Shortly after came the introduction of the smart phone. The handheld device changed the way the internet interacted with people completely and paved the way for the Internet of Things to be fully developed and utilised.
What is part of the Internet of Things?
For an object to be considered part of the Internet of Things, it must do three things:
For example, there are numerous advances being made in the medical field in regards to microbots that can connect to a person’s central nervous system, and compute information about their heart, blood, bones, and even DNA.
That data can then be sent back to an external device, which can then analyse and interpret that data. This advanced connectivity takes the internet one step further and humans are able to benefit from the information acquired.
The Internet of Things and home automation
Home automation is one area that is undergoing a dramatic transformation largely due to the Internet of Things concept. With objects such as your fridge or television talking with your smartphone, your house will be able to complete tasks without you even being at home.
Indeed, the technology has developed to a point where it is affordable and simple to implement into many household appliances. The devices are able to collect information and relate it to other devices throughout your home. For example, a refrigerator can inform your mobile phone that you are out of milk, and your mobile could set a reminder for when you next go to the grocery store; or you are able to turn on your air conditioner and adjust your thermostat so by the time you arrive home, the house will be toasty and warm.
Your appliances will speak to each other
Currently, computers and the internet rely on human input for information. The Internet of Things removes humans from technological data collection completely, and instead devices are able to interact with each other, share information and use that information without assistance.
Also known as ‘Machine to Machine interaction’, it is the Internet of Things that connects the two devices together. This development describes the collecting of information, and analysing and using it in a way that relates directly to other elements of information.

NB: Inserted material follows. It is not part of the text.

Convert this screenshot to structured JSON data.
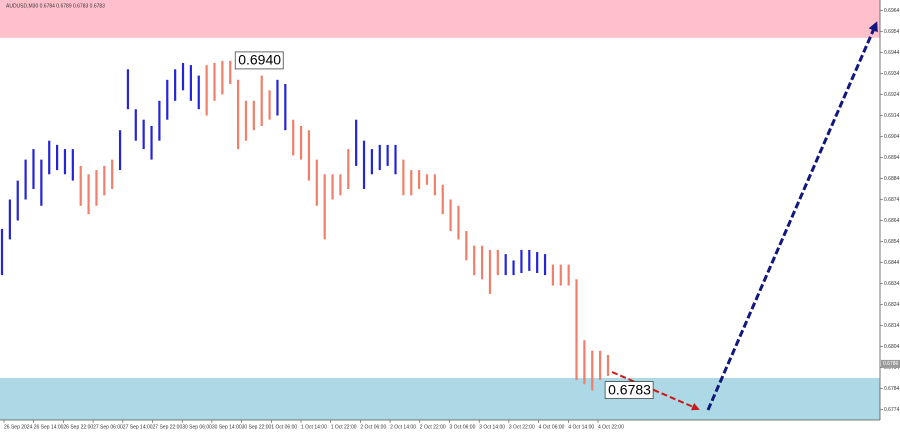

A case in point, aeroplanes have been communicating with each other for years, but adapting that technology into smaller items, such as cars has not been financially practical. The Internet of Things is allowing the technology in planes to be converted to the automobile.
As the digital age continues, and we are seeing smart infrastructure and science, medicine and the military adapting and utilising smart technology, the Internet of Things is rising in popularity.
Other uses for the Internet of Things
The medical space has also latched onto the Internet of Things in a big way. For example, there have been further enhancements in the field of prosthetic limbs, where scientists can use the Internet of Things to connect the brain to an electronic prothectic limb, giving a person full control of their limb again.
There are also developments for nano-bots that are small enough to slip into DNA cells and the intention for those enhanced DNA cells being able to grow, or repair themselves with the assistance of technology. Fertility issues could be solved with ‘Sperm-bots’ that attach themselves to male sperm and are able to assist with the reproductive procedure, sending information back to doctors on the quality of the sperm, egg and conditions. Of course, these developments open up huge legal and ethical issues, and the Internet of Things will be at the forefront of the discussion.
Alongside medical developments, the end-goal of the Internet of Things is to assist humans with information, which is believed to make our lives easier, cheaper and better. If computers could gain information about everything, without human assistance, it could greatly reduce waste, cost and loss. We would know when things needed updating, replacing or repairing.
There are seemingly no limits to how far the Internet of Things can take society. Yet, the concept is not without controversy. Moderation and ownership of information, privacy and control issues, regulations and security issues are all areas that need to be evaluated before the Internet of Things takes hold. Science and technology are still in the relatively early stages of the Internet of Things, but it is inevitable that it will be in full force soon. There are many positives, but the moderating of gathered information must be decided before it becomes too late.